Balloon Mortgages

Definition

This is a short-term mortgage option that acts like a traditional mortgage for at least several years and then ends, requiring a single full repayment of the remaining balance.

Quick Summary

The "balloon" part of a balloon mortgage refers to how it rapidly expands at the end, quickly coming to a close. Balloon mortgages typically last no longer than 5 to 10 years at the most. For that period, they act (and amortize) exactly like traditional 30-year fixed rate mortgages. You make monthly payments including interest, and there are no surprises. But at the end of the period, the loan ends and you must pay off the entire remaining balance immediately. The solution to this is typically a refinance, or selling the property to help make the payment.

Pros and Cons

Pros

-Well-suited if you plan on refinancing or moving. Because these loans only last for a few years, they can be a reasonable choice if you are planning on moving away or getting a refinance during that period. If market conditions improve, you may be able to save money by choosing a balloon mortgage now and refinancing or selling in the future.

-Tend to have lower overall repayment than fixed-rate mortgages. Balloon mortgages tend to have lower interest rates than conventional mortgages.

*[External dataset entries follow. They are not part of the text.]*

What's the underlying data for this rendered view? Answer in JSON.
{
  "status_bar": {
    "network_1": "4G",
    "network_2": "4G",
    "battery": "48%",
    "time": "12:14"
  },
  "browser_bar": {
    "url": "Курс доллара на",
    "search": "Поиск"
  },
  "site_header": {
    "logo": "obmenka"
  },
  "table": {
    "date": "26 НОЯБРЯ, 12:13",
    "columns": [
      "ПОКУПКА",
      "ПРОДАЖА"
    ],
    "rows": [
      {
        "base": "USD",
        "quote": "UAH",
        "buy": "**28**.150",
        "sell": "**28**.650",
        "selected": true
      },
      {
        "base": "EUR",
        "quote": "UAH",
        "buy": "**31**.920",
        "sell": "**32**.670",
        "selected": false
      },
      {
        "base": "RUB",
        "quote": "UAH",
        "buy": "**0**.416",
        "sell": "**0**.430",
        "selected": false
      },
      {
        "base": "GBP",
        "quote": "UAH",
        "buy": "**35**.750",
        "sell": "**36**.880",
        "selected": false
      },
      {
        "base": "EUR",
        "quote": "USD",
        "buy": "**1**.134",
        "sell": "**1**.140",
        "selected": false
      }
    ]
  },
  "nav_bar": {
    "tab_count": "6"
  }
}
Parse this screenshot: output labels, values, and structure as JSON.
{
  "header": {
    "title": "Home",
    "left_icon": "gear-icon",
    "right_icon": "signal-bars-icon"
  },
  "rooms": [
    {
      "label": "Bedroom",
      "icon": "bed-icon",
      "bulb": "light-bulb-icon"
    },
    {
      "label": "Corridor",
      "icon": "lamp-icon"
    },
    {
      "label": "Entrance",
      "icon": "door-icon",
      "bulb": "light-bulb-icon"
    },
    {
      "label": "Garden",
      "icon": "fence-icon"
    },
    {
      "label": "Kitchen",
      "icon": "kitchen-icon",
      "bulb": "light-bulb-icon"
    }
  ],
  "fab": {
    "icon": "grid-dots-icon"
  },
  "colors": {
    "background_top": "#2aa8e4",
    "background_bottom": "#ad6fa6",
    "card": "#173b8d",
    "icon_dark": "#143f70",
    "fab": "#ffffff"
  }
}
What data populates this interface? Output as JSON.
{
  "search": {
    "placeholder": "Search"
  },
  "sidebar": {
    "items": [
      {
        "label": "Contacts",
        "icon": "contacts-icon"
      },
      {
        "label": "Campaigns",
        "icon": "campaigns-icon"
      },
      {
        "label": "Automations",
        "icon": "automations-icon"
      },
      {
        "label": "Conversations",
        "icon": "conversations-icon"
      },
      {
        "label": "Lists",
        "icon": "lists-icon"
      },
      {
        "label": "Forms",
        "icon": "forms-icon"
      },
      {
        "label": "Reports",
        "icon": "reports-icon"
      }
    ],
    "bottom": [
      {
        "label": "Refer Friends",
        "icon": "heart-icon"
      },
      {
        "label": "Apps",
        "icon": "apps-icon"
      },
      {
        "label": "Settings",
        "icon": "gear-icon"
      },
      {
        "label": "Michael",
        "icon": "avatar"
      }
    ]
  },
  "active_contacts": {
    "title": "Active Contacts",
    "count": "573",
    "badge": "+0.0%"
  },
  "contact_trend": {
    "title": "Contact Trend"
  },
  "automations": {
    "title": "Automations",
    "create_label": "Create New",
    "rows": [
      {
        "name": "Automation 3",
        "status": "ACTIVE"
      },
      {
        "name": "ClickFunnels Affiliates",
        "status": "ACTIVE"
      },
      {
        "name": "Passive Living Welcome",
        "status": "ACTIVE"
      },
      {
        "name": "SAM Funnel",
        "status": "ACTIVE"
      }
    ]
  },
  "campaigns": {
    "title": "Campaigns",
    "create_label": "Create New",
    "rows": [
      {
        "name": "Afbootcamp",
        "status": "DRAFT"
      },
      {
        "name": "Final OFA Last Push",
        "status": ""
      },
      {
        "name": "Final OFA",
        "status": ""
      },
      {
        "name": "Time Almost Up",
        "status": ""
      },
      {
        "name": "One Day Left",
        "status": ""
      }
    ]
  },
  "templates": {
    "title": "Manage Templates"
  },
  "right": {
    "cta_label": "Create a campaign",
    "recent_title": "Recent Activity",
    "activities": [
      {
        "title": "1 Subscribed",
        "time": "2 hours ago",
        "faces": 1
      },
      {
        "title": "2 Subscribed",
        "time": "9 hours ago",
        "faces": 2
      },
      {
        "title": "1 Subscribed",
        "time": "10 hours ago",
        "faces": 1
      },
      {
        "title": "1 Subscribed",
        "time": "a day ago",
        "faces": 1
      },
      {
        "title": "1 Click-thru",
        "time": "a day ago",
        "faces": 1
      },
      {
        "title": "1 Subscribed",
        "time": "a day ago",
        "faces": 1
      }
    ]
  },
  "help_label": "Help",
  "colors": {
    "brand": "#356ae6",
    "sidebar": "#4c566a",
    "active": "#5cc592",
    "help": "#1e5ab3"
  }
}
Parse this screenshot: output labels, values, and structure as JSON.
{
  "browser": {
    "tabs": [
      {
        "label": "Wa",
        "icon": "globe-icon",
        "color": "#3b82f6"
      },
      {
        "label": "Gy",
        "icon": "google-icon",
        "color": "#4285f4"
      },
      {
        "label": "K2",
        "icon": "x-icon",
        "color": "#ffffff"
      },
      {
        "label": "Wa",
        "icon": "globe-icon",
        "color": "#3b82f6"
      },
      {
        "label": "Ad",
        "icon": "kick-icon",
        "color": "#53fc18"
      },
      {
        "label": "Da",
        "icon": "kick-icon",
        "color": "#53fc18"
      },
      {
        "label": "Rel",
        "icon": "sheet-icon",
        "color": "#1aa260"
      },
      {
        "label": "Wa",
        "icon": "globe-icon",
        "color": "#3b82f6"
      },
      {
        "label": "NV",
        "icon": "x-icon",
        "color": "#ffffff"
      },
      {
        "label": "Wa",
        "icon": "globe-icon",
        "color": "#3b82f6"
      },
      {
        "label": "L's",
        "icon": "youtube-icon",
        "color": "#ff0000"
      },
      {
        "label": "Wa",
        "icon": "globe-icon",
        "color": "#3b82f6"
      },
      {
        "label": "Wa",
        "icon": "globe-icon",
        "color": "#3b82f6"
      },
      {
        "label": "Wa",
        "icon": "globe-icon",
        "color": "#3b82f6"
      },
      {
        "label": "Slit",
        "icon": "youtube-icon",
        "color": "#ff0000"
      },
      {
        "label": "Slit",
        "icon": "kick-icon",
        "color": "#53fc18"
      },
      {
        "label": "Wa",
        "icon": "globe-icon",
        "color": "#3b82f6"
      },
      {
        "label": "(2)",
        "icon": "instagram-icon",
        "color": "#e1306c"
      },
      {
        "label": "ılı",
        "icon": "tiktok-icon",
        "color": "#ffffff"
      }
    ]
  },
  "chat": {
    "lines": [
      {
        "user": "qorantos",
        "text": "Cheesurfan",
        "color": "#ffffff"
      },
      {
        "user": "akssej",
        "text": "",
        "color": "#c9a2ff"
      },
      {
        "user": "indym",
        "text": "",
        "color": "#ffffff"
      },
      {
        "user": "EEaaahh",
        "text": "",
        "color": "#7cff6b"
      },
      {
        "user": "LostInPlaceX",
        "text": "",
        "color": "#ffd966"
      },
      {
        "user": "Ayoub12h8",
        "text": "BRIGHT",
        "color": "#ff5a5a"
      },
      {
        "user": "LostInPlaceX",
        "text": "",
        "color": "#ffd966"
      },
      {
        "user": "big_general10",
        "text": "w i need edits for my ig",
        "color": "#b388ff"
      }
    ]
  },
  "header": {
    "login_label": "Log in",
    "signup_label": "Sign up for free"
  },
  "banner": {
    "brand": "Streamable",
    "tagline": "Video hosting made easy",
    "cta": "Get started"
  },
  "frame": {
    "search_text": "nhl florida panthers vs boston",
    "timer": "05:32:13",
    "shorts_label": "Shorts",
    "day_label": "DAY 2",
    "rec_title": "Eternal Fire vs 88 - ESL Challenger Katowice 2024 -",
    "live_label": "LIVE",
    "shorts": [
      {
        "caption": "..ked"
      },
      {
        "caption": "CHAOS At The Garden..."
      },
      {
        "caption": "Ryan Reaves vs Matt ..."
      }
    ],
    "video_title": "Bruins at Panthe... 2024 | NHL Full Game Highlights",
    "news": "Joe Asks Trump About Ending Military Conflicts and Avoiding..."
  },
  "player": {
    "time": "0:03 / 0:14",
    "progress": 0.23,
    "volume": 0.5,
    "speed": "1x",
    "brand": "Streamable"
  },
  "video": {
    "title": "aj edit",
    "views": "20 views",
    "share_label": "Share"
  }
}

Part of the reason for this is reduced risk – the lender only has to count on several years of payments, instead of 20 to 30 years.

Cons

-Require careful preparation. If you want a balloon mortgage to work, you have to be ready to make the full repayment, which means keeping careful control over your finances and timing your refinance or home sale very accurately.

-High risk depending on market conditions. It's a very risk bet to assume that market conditions will be more favorable in 5 to 10 years. They could be worse – which means you may have to pay a lot of cash out of pocket to get rid of the balloon loan. Highly static markets are the safest bet. Also keep in mind that your own personal finances may change in that time, possibly making it more difficult to acquire a refinance.

What Else Should I Know?

With so much risk, you may be wondering why people ever choose balloon mortgages. Well, some borrowers jump into them without knowing what to expect, attracted by the lower-than-usual monthly payments. However, savvy borrowers have a very clear financial plan for the next five or so years, strong control over their credit, and have worked out how much money they can save by using a balloon mortgage now and making other arrangements later. From flipping houses in a robust market to improving credit to get a better refinance, there are places for a well-timed balloon mortgage.